Other reports put it over $5 trillion, others a tad under, but I figure if we set the monetary cost at $4 trillion, we’d probably be in the ballpark.
I was no math whiz in school, but even I can subtract, and $4 trillion from $14 trillion still leaves $10 big T’s.
Though many disagree with the war, everyone can see where those funds went. What about the others? The $10 trillion?
There are the entitlements, social security, Medicare, Medicaid, and others, all of which were designed to support those citizens who had fallen on hard times.

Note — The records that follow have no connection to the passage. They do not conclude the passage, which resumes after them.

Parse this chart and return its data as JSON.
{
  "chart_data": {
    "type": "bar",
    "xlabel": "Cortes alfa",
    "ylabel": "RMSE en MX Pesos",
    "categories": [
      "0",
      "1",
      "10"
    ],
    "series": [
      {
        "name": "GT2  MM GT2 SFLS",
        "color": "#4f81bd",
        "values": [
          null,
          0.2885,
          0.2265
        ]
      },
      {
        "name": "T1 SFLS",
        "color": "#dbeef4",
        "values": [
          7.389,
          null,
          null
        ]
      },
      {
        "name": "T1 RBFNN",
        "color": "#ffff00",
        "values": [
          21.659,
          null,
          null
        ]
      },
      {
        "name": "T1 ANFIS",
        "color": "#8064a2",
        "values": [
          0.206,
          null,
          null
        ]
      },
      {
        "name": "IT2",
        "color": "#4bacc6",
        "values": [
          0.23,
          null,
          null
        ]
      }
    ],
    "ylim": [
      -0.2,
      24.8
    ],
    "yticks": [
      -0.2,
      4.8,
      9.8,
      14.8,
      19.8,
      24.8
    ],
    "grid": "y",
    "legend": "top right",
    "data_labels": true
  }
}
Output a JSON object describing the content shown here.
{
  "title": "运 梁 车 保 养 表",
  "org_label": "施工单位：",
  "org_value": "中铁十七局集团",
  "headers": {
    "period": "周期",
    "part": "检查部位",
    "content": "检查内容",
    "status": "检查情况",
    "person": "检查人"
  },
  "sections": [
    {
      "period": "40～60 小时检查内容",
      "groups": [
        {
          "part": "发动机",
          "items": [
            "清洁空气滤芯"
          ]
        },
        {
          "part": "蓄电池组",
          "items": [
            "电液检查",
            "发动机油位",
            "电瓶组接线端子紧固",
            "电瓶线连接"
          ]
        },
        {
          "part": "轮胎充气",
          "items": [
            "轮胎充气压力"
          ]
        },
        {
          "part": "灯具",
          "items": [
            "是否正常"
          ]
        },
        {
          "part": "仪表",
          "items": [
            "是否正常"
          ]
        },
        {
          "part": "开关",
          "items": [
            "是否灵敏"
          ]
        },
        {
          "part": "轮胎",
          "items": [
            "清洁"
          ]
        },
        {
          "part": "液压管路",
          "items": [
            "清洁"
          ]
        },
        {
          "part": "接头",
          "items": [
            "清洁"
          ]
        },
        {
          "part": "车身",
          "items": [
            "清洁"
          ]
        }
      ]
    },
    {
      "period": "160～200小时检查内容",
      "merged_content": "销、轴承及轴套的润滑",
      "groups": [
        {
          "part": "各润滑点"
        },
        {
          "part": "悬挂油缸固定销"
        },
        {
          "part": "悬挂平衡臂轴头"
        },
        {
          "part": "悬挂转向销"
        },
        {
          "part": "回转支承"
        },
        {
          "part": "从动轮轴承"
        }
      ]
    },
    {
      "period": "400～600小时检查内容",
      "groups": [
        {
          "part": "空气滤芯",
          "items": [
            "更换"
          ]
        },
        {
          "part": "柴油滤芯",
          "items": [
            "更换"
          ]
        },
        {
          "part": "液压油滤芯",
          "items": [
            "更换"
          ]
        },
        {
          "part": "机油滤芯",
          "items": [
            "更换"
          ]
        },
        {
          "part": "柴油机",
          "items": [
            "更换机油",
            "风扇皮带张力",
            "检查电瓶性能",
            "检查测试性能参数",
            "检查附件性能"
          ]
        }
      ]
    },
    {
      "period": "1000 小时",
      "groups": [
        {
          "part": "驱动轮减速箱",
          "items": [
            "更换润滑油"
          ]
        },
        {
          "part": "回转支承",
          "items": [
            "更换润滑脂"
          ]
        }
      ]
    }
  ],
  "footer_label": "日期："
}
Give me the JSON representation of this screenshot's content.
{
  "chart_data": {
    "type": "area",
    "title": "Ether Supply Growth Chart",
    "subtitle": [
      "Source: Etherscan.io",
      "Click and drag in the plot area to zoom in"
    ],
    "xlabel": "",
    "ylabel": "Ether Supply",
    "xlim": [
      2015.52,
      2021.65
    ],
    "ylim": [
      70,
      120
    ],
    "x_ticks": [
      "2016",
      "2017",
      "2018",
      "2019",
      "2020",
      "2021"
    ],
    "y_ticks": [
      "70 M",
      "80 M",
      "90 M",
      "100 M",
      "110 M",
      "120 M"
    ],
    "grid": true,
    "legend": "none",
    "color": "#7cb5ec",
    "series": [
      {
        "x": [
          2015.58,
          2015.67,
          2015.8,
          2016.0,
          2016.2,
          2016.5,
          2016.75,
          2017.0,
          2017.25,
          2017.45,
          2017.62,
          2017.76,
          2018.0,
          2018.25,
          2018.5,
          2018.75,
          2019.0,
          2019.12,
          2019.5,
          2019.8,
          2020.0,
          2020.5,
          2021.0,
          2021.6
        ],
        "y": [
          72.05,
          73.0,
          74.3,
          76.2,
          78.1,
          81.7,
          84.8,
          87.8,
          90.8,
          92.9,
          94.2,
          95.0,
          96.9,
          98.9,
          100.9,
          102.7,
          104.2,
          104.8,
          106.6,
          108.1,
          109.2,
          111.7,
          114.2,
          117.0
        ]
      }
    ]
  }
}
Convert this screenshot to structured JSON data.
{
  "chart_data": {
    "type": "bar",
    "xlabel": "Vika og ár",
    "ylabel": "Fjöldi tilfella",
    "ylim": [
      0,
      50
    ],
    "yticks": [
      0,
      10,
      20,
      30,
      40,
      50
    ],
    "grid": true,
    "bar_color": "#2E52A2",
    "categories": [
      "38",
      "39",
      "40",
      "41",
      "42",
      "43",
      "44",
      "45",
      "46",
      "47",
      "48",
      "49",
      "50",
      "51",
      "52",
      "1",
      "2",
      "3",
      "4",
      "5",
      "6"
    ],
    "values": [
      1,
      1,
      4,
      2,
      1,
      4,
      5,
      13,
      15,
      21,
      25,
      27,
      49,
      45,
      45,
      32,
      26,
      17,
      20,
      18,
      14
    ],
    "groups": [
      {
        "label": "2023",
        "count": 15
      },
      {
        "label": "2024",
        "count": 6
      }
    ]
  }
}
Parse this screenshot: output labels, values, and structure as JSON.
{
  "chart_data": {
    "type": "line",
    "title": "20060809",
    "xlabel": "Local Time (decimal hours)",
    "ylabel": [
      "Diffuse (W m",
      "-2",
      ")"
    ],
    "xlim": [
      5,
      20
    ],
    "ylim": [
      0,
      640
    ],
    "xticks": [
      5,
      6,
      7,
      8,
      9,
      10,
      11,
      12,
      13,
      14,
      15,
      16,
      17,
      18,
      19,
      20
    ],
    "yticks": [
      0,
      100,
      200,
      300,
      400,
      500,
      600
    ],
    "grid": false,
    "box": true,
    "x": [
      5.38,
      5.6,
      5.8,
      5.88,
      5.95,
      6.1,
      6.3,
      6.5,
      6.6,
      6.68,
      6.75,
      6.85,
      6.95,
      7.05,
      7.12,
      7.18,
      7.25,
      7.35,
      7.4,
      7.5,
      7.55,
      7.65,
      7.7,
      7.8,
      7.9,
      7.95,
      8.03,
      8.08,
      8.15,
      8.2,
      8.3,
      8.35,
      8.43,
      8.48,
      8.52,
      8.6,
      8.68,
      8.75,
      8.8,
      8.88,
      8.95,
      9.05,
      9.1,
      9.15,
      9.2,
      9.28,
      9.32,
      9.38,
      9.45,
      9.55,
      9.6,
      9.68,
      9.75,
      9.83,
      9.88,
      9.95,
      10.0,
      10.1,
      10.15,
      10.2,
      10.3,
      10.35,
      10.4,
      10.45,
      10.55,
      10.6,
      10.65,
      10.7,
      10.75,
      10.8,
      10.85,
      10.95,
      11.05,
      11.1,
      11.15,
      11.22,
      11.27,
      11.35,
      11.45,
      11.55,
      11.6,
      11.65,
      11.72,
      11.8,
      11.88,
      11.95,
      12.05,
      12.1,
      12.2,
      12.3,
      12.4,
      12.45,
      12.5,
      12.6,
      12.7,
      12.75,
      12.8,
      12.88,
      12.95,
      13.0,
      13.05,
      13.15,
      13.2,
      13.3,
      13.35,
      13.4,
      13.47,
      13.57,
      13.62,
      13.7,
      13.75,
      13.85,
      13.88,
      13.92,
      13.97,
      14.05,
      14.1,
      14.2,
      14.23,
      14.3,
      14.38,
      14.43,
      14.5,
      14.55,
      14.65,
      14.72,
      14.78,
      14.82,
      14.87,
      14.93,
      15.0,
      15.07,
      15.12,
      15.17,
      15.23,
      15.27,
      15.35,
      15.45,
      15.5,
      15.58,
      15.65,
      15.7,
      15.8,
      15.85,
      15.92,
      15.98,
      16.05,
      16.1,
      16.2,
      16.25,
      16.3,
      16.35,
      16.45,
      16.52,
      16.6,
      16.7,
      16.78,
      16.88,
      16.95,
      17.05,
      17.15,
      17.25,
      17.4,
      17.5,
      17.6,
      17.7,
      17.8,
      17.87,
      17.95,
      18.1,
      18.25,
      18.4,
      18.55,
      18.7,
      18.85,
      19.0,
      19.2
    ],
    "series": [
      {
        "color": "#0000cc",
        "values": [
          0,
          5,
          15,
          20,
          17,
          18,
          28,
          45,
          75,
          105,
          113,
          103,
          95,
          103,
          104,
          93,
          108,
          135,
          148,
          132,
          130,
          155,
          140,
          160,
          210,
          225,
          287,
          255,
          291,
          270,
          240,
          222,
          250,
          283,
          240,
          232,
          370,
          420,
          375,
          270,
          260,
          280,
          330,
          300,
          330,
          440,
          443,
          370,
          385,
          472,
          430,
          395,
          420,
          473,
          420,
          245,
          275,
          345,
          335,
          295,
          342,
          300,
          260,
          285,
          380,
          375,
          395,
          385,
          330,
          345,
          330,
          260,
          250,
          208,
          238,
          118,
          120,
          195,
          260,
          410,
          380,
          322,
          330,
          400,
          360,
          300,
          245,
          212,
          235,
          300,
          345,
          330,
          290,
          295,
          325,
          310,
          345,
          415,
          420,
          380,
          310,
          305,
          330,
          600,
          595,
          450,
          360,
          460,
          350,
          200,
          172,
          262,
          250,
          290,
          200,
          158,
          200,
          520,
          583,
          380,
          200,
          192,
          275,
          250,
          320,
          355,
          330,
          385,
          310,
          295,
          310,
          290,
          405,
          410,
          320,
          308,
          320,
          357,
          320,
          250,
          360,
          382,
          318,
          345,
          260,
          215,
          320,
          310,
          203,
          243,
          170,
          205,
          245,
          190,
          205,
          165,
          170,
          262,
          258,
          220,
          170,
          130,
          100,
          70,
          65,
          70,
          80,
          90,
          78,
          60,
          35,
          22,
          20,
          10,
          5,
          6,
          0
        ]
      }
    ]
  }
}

What about those who discovered the loopholes in the system? The illegals? How much do they cost us?
How about $340.000,000,000.00 a year? If you’re like me and all those zeroes confuse you, the figure is three hundred and forty billion a year. A year!
Cut that out, and in three years, we’d have a trillion cut off the debt.
Don’t believe the figures?
According to FAIR, the Federation for American Immigration Reform, a national, nonprofit, public-interest organization that believes our nation’s immigration policies must be reformed to serve the national interest stated that every year up to $22 billion is spent on welfare for illegal aliens. Another $22 billion is spent on assistance programs such as WIC, free school breakfast and lunches, and food stamps.
Two and a half billion is spent on Medicaid while $12 billion is spent on public schools for illegals who cannot speak a word of English.
Seventeen billion is spent annually on the education of anchor babies, the children of illegals.
Three million a DAY is spent incarcerating illegal aliens who comprise 30% of all federal inmates.
American taxpayers spend ninety billion annually on social services for illegal aliens.
Two hundred billion a year in suppressed American wages are the result of illegal aliens, and to add insult to injury, $45 billion a year is remitted to their countries of origin.
And every day, every year, our Congress sits on its thumbs seeing who can one-up each other.
It’s time for term limits on those jokers.
Right now, the Democrats and Republicans are playing footsie with each other–business as usual while trying to make it look as if they’re governing.
Ask any individual who has pulled himself out of bankruptcy or overwhelming debt, and he will admit he had to make some tough decisions.
It is time for Congress to do the same thing.